Burnt Chocolate Cake yang terinspirasi dari dapur Estela. | Foto oleh: Calvin Budianto
New-American menjadi DNA baru yang ditanamkan ke dalam rangkaian menu sejak kehadiran Kemal, dengan latar belakang pengalamannya menghabiskan waktu di dua dapur New York: Corner Bar Nine Orchard dan restoran berbintang Michelin, Estela—keduanya berada di bawah chef Ignacio Mattos. Sebelum berkelana ke New York selama setahun, Kemal banyak mengambil pelajaran dari dapur Aperitif, August, dan Joongla, setelah lulus dari Politeknik Pariwisata NHI Bandung.
Konsep New-American lahir dari pertemuan dan peleburan budaya para imigran di Amerika. Pendekatan ini dikenal lewat farm-to-table, penggunaan bahan segar musiman, serta percampuran rasa dari berbagai etnis yang berpadu di sepiring makanan. Cocok dengan identitas yang sejak awal dibawa PIPINOS.

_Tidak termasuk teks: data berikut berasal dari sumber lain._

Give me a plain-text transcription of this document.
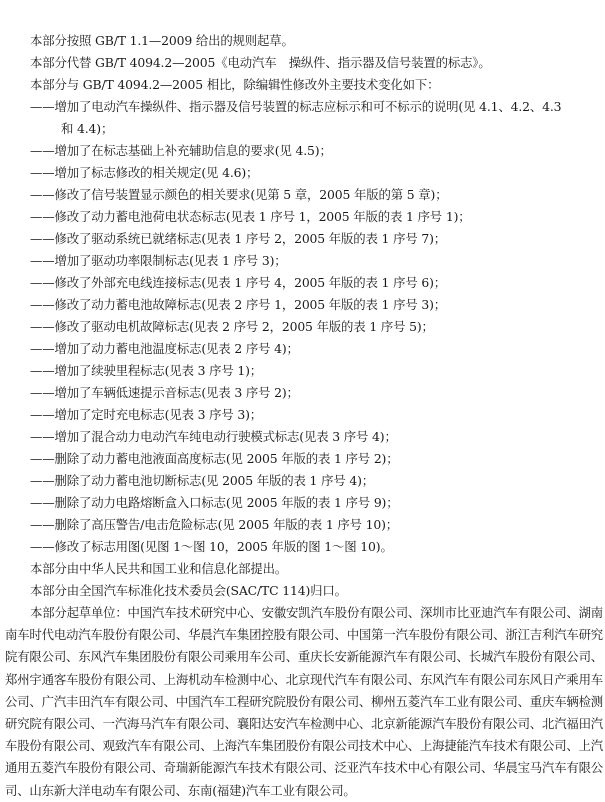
本部分按照 GB/T 1.1—2009 给出的规则起草。
本部分代替 GB/T 4094.2—2005《电动汽车　操纵件、指示器及信号装置的标志》。
本部分与 GB/T 4094.2—2005 相比，除编辑性修改外主要技术变化如下：
——增加了电动汽车操纵件、指示器及信号装置的标志应标示和可不标示的说明(见 4.1、4.2、4.3
和 4.4)；
——增加了在标志基础上补充辅助信息的要求(见 4.5)；
——增加了标志修改的相关规定(见 4.6)；
——修改了信号装置显示颜色的相关要求(见第 5 章，2005 年版的第 5 章)；
——修改了动力蓄电池荷电状态标志(见表 1 序号 1，2005 年版的表 1 序号 1)；
——修改了驱动系统已就绪标志(见表 1 序号 2，2005 年版的表 1 序号 7)；
——增加了驱动功率限制标志(见表 1 序号 3)；
——修改了外部充电线连接标志(见表 1 序号 4，2005 年版的表 1 序号 6)；
——修改了动力蓄电池故障标志(见表 2 序号 1，2005 年版的表 1 序号 3)；
——修改了驱动电机故障标志(见表 2 序号 2，2005 年版的表 1 序号 5)；
——增加了动力蓄电池温度标志(见表 2 序号 4)；
——增加了续驶里程标志(见表 3 序号 1)；
——增加了车辆低速提示音标志(见表 3 序号 2)；
——增加了定时充电标志(见表 3 序号 3)；
——增加了混合动力电动汽车纯电动行驶模式标志(见表 3 序号 4)；
——删除了动力蓄电池液面高度标志(见 2005 年版的表 1 序号 2)；
——删除了动力蓄电池切断标志(见 2005 年版的表 1 序号 4)；
——删除了动力电路熔断盒入口标志(见 2005 年版的表 1 序号 9)；
——删除了高压警告/电击危险标志(见 2005 年版的表 1 序号 10)；
——修改了标志用图(见图 1～图 10，2005 年版的图 1～图 10)。
本部分由中华人民共和国工业和信息化部提出。
本部分由全国汽车标准化技术委员会(SAC/TC 114)归口。
本部分起草单位：中国汽车技术研究中心、安徽安凯汽车股份有限公司、深圳市比亚迪汽车有限公司、湖南南车时代电动汽车股份有限公司、华晨汽车集团控股有限公司、中国第一汽车股份有限公司、浙江吉利汽车研究院有限公司、东风汽车集团股份有限公司乘用车公司、重庆长安新能源汽车有限公司、长城汽车股份有限公司、郑州宇通客车股份有限公司、上海机动车检测中心、北京现代汽车有限公司、东风汽车有限公司东风日产乘用车公司、广汽丰田汽车有限公司、中国汽车工程研究院股份有限公司、柳州五菱汽车工业有限公司、重庆车辆检测研究院有限公司、一汽海马汽车有限公司、襄阳达安汽车检测中心、北京新能源汽车股份有限公司、北汽福田汽车股份有限公司、观致汽车有限公司、上海汽车集团股份有限公司技术中心、上海捷能汽车技术有限公司、上汽通用五菱汽车股份有限公司、奇瑞新能源汽车技术有限公司、泛亚汽车技术中心有限公司、华晨宝马汽车有限公司、山东新大洋电动车有限公司、东南(福建)汽车工业有限公司。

“Di New York, mereka cenderung menghargai rasa dari masing-masing bahan. Itu yang juga coba saya lakukan di sini. Tidak terlalu banyak seasoning, namun bagaimana mengeluarkan rasa asli dari setiap bahan berkualitas,” kata Kemal.
Dalam menu brunch, sentuhan New-American hadir melalui Arroz Negro, Mc Muppin, dan Beef Burger. Sementara di menu dinner, Paella Negro yang pas untuk porsi berbagi, hingga ragam menu daging seperti BBQ, Tender Lovin’ Cheese, dan Brown Butter Steak, bisa menjadi pilihan baik untuk dimakan sendiri maupun bersama.
McMuppin, salah satu menu brunch PIPINOS. | Foto oleh: PIPINOS
Babak baru ini menempatkan PIPINOS bukan sebagai tempat yang meninggalkan masa lalunya, melainkan ruang yang merangkum seluruh perjalanannya. Dari cookie dan roti hingga sepiring opor dan Burnt Chocolate Cake, semuanya hadir sebagai satu narasi tentang eksplorasi yang tumbuh perlahan, matang, dan semakin berani tanpa kehilangan akar. Saya meninggalkan meja makan dengan rasa yang masih tinggal di lidah dan pikiran bahwa PIPINOS hari ini bukan lagi sekadar tempat singgah, melainkan sebuah cerita yang terus ditulis, tentang dapur, orang-orang di dalamnya, dan keberanian memberi ruang bagi rasa yang terus berevolusi.